W tym momencie większość pieniędzy jest już dostępna dla Ukrainy. Opóźnienie w przekazywaniu tych środków w żadnym wypadku nie wpłynęło na bezpieczeństwo narodowe USA - powiedział szef Pentagonu.
Esper dodał, że Pentagon dostarczy Izbie Reprezentantów wszelkich możliwych informacji na temat lipcowej rozmowy prezydentów USA i Ukrainy Donalda Trumpa i Wołodymyra Zełenskiego.
Izba Reprezentantów od wtorku prowadzi śledztwo, które może doprowadzić do impeachmentu Trumpa. Sprawa dotyczy podejrzeń, że prezydent wywierał naciski na władze Ukrainy, by zaszkodzić swojemu potencjalnemu rywalowi Joe Bidenowi w następnych wyborach prezydenckich.
W udostępnionym w czwartek zredagowanym raporcie sygnalisty na ten temat autor napisał, że Trump, rozmawiając z Zełenskim, zabiegał o ingerencję obcego państwa w wybory w USA, a Biały Dom starał się ukryć zapis tej rozmowy. Prawo wyborcze w USA zabrania korzystania z pomocy obcych państw.

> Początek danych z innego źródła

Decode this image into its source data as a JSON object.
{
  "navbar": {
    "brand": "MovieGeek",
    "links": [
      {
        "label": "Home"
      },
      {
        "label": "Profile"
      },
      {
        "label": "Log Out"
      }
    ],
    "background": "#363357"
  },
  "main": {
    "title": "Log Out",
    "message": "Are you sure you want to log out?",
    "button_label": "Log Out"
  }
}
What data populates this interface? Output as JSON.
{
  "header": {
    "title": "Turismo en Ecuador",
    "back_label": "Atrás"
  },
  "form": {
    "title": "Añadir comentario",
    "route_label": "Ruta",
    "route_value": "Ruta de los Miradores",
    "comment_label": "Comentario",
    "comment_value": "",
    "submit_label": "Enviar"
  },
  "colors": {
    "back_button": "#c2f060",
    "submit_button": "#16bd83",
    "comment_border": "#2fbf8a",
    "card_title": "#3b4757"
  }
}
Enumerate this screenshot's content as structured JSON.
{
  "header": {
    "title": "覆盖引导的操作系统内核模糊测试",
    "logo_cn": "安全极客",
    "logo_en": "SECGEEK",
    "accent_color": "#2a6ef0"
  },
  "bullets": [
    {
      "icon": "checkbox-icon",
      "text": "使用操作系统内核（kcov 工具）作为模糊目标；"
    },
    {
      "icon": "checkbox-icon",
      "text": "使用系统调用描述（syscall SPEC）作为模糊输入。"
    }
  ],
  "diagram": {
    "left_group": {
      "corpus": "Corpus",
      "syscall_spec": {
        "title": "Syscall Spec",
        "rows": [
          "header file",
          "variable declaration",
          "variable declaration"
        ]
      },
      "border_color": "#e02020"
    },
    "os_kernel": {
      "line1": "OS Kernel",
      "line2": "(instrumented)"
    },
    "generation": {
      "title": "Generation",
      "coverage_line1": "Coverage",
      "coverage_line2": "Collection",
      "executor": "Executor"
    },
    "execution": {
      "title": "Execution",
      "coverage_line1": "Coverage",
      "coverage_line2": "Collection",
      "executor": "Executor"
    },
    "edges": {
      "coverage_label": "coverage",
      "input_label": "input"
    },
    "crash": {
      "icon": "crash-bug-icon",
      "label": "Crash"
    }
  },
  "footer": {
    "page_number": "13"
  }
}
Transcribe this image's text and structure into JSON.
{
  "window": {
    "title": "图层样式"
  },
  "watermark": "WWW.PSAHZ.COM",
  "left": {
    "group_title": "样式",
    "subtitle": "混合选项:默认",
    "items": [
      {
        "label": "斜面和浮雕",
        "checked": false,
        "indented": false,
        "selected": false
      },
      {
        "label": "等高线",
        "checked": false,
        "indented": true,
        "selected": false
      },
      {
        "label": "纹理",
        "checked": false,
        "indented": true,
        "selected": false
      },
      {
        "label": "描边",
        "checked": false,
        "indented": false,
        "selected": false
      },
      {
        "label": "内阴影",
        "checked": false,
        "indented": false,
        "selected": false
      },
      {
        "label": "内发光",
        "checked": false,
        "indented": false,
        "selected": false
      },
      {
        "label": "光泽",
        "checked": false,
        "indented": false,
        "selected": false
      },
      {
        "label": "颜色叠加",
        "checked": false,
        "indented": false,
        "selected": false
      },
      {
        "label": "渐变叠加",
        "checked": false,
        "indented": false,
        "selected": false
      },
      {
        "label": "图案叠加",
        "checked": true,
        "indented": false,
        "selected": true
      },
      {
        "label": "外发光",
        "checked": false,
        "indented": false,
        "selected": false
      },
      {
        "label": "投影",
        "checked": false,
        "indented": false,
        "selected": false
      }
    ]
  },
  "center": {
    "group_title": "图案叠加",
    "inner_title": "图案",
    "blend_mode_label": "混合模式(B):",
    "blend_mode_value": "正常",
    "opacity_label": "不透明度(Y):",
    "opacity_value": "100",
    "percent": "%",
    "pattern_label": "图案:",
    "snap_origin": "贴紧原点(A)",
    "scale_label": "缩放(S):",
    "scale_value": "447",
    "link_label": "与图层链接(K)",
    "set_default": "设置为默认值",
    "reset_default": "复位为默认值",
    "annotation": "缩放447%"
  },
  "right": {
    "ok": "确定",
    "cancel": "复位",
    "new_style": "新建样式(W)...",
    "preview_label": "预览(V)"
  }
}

Według "Wall Street Journal" i tygodnika "Economist" Trump, aby wywrzeć presję na Kijów zamroził zaaprobowane przez Kongres USA 250 milionów dolarów pomocy wojskowej dla Ukrainy.
13 września amerykańscy senatorowie poinformowali, że administracja Donalda Trumpa odblokuje środki finansowe dla Ukrainy. Ich przekazanie opóźniło Biuro Zarządzania i Budżetu Białego Domu, które zwróciło się do ministra obrony Marka Espera oraz ówczesnego prezydenckiego doradcy do spraw bezpieczeństwa narodowego Johna Boltona o zbadanie, czy program jest w najlepszym interesie Stanów Zjednoczonych.
Wniosek wzbudził gniew polityków z obu partii, którzy podkreślają, że program jest konieczny dla powstrzymania rosyjskiej agresji na wschodzie Ukrainy.